Greetings from the Graduate Program in Rhetoric, Composition, and the Teaching of English, RCTE, at University of Arizona in Tucson, Arizona. We have included more information on what you can expect as a student in our program below. Our mission and vision are on our webpage. The deadline for admissions is December 31. For more information, contact Sharonne Meyerson.
Graduate students in RCTE are often distinguished for their public engagement and action-oriented research, published scholarship, and innovative teaching. They have been selected as Carson Scholars, Crossroads Collaborative Scholars, Fulbright Scholars, and Scholars for the Dream. Our graduate students are often recognized for their teaching and have received a range of teaching and research awards including the 1885 Dissertation Fellowship Award, the Centennial Achievement Award, the Marshall Foundation Fellowship, and the Patrick Dissertation Award. RCTE dissertation projects are broadly engaged and interested in social change and justice.
RCTE MA and PhD students teach in our award-winning Writing Program, which provides varied opportunities to teach a range of first-year and upper-division courses, and gain additional professional experience within the program in areas such as human subjects-based research, textbook and curriculum development, assessment, transfer and placement, and writing center support. Graduate students receive small-group mentoring and support from experienced and committed teachers throughout their first year, with continued support throughout their time teaching in the program. We facilitate opportunities for research assistantships across the university as well.
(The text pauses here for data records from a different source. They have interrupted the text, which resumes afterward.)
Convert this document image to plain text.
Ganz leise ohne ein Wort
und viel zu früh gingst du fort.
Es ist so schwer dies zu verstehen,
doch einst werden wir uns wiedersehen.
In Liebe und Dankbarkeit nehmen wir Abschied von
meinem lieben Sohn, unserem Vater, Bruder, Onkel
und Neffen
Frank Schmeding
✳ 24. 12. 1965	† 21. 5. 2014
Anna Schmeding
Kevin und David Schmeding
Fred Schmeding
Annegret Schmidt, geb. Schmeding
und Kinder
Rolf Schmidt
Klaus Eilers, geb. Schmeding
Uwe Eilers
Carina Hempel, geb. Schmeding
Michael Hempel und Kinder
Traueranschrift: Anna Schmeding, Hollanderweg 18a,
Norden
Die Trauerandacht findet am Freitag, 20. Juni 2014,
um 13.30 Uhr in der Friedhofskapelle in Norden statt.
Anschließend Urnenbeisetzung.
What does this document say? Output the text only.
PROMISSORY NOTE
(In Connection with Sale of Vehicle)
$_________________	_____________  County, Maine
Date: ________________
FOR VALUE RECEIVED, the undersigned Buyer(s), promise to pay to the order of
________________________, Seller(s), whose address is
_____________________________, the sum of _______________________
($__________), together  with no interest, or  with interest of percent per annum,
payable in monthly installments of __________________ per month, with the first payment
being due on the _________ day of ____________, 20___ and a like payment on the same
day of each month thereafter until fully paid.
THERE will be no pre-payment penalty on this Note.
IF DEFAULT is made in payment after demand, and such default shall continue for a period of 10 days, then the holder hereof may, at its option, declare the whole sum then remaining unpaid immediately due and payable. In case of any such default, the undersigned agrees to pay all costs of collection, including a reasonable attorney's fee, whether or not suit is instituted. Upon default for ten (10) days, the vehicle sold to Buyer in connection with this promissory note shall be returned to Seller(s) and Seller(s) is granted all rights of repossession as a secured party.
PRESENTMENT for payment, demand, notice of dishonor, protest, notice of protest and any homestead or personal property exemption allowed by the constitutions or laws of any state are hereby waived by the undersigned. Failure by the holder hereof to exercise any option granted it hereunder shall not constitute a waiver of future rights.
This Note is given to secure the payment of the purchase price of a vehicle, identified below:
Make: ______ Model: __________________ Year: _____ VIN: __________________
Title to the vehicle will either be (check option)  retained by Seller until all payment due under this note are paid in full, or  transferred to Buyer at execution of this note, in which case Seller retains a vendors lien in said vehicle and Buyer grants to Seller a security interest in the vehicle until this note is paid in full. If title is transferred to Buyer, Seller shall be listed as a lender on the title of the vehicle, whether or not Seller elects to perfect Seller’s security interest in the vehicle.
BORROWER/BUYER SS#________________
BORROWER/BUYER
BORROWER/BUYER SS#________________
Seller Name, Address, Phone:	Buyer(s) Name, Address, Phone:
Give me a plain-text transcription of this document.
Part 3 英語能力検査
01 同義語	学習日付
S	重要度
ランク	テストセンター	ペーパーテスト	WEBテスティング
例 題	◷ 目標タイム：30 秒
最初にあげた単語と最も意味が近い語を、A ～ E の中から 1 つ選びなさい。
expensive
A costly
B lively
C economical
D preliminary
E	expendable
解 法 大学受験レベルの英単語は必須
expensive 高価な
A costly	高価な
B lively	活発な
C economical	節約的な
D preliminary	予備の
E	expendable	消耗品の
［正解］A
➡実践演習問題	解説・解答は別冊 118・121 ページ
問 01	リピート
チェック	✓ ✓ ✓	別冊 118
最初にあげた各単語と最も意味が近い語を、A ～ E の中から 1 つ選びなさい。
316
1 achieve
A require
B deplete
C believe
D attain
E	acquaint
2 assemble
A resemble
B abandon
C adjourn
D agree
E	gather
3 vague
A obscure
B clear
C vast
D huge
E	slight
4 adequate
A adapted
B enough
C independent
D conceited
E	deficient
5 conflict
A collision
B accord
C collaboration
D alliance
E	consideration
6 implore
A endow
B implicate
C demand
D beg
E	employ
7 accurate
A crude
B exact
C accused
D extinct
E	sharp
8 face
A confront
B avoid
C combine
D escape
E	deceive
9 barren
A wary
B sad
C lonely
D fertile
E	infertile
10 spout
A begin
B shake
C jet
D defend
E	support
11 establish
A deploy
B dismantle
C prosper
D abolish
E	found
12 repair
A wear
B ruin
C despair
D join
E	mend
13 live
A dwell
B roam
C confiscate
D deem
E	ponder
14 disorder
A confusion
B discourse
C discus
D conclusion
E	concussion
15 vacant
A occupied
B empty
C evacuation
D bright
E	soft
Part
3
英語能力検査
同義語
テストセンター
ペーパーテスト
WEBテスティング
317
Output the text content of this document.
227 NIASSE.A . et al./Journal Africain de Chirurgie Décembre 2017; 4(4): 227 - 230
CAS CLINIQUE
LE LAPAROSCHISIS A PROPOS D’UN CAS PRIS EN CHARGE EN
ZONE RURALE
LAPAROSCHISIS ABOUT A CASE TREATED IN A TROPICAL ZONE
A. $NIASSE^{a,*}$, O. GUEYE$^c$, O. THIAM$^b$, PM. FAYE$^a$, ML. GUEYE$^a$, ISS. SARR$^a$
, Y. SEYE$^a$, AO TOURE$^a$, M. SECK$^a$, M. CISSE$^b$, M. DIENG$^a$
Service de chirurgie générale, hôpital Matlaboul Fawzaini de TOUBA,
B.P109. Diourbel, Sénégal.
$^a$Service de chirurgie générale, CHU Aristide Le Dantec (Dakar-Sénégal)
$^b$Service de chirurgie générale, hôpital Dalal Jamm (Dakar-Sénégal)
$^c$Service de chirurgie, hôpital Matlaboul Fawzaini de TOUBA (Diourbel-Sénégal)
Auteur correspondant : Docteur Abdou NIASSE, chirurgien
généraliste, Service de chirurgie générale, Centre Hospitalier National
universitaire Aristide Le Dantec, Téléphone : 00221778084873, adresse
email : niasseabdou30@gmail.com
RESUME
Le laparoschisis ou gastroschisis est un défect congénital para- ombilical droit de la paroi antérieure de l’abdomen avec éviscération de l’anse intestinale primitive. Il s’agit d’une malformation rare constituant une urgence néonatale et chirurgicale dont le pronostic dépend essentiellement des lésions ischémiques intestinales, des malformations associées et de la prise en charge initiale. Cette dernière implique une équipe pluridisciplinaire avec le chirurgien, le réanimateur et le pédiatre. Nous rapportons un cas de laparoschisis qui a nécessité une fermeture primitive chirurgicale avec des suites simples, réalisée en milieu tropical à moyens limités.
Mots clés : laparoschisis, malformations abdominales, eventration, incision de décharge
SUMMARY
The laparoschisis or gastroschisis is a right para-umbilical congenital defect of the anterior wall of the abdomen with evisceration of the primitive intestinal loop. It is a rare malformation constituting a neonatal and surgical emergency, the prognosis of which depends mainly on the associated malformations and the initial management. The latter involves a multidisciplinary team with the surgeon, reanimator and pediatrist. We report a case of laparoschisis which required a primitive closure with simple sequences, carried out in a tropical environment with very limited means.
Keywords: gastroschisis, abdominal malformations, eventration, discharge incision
RCTE retains a remarkable job placement rate with around 97% of our students who do national searches placed in tenure-track positions. Our graduates have been hired at universities around the country such as the University of Utah, Arizona State University, the University of South Carolina, the University of Hawaii, California State University, and the University of California, Irvine. Some of our graduates have accepted leadership positions in community colleges such as Oakland Community College and Bay Mills Tribal Community College, while others select employment in the not-for profit, private, or government sectors, including national research labs and think tanks.
RCTE is connected to over twenty schools, departments, research and outreach centers on our campus, and we are broadly involved in collaborations with diverse community and education groups. RCTE has established a multitude of opportunities for graduate students to work with other outstanding graduate programs on our campus, including American Indian Studies, Mexican American Studies, Gender and Women’s Studies, the School of Middle Eastern and North African Studies, and the School of Information. Our students also have access to our department’s programs in English Applied Linguistics, Literature, and Creative Writing, as well as to exciting opportunities in the Institute of the Environment and the Institute for LGBT Studies.
The University of Arizona is a premiere public research university that is fully engaged with the cultures and peoples of the Southwest even as it is always at work on issues of global and transnational import. RCTE in particular is proud to serve our land-grant mission to engage in action-oriented scholarship that recognizes the strengths and addresses the needs and potentials of the diverse communities that surround the University. In RCTE, we view rhetoric and composition as arts at work in the world that must be studied and practiced in the context of broader cultural and public interests.
Established in 1988, the program became known for its commitment to Western understandings of rhetorical history and theory, composition pedagogy, writing program administration, and community literacy. Recently, we have shifted our program strengths and commitments to social justice pedagogy and leadership, comparative technologies of writing, labor practices and administration for diverse environments, strategies for sustaining languages and literacies among diverse populations, community partnerships, and learning from the historical legacies of those silenced under Western global expansion.